I am very excited to be showing 27 new paintings in my solo show at Cambridge Contemporary Art gallery.

I have written something about the work below:

A new body of work shaped by themes of journey, memory, and loss and place.
A recurring element throughout many of the paintings in this collection is the depiction of a horizon line. Living by the coast, this visual boundary has long been present in my work, but more recently it has taken on a deeper significance. Over the past year, I have been processing personal grief, and this experience has inevitably informed the work. I have come to think of the horizon as a kind of threshold or veil, the meeting point between the visible and the hidden, the present and what lies beyond.

The works depict imagined landscapes that are not tied to any specific geographic location but instead emerge as evocations of remembered or internalised places.

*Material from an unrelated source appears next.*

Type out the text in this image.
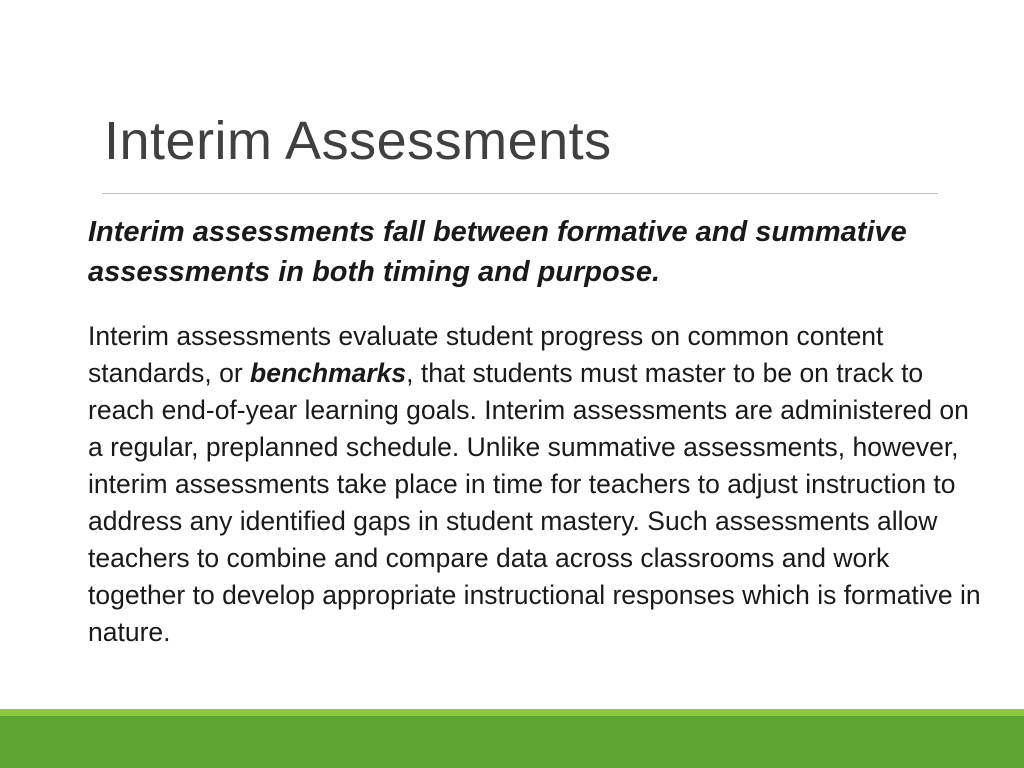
Interim Assessments

Interim assessments fall between formative and summative assessments in both timing and purpose.

Interim assessments evaluate student progress on common content standards, or benchmarks, that students must master to be on track to reach end-of-year learning goals. Interim assessments are administered on a regular, preplanned schedule. Unlike summative assessments, however, interim assessments take place in time for teachers to adjust instruction to address any identified gaps in student mastery. Such assessments allow teachers to combine and compare data across classrooms and work together to develop appropriate instructional responses which is formative in nature.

These spaces operate in a liminal, dreamlike register, situated between recollection and invention.

The process is fundamentally guided by spontaneity in its initial stages, which plays a decisive role in shaping the eventual outcome. Rather than working toward a predetermined image, the paintings develop through an open-ended engagement with material and gesture. Forms are not imposed but gradually disclosed; for instance, the suggestion of a snow-covered mountain may arise unexpectedly through the accumulation and interaction of marks.

At a certain point in the process, the surface begins to yield visual cues that prompt a shift from intuitive mark-making to a more attentive and responsive mode of observation. It is at this stage that close looking becomes essential, as I follow and interpret the latent possibilities embedded within the evolving composition.

Each work is therefore the result of a dialogic process between intention and emergence, control and contingency. The outcome remains inherently unpredictable, and the practice is underpinned by a sustained trust in process, where meaning and form are discovered rather than imposed.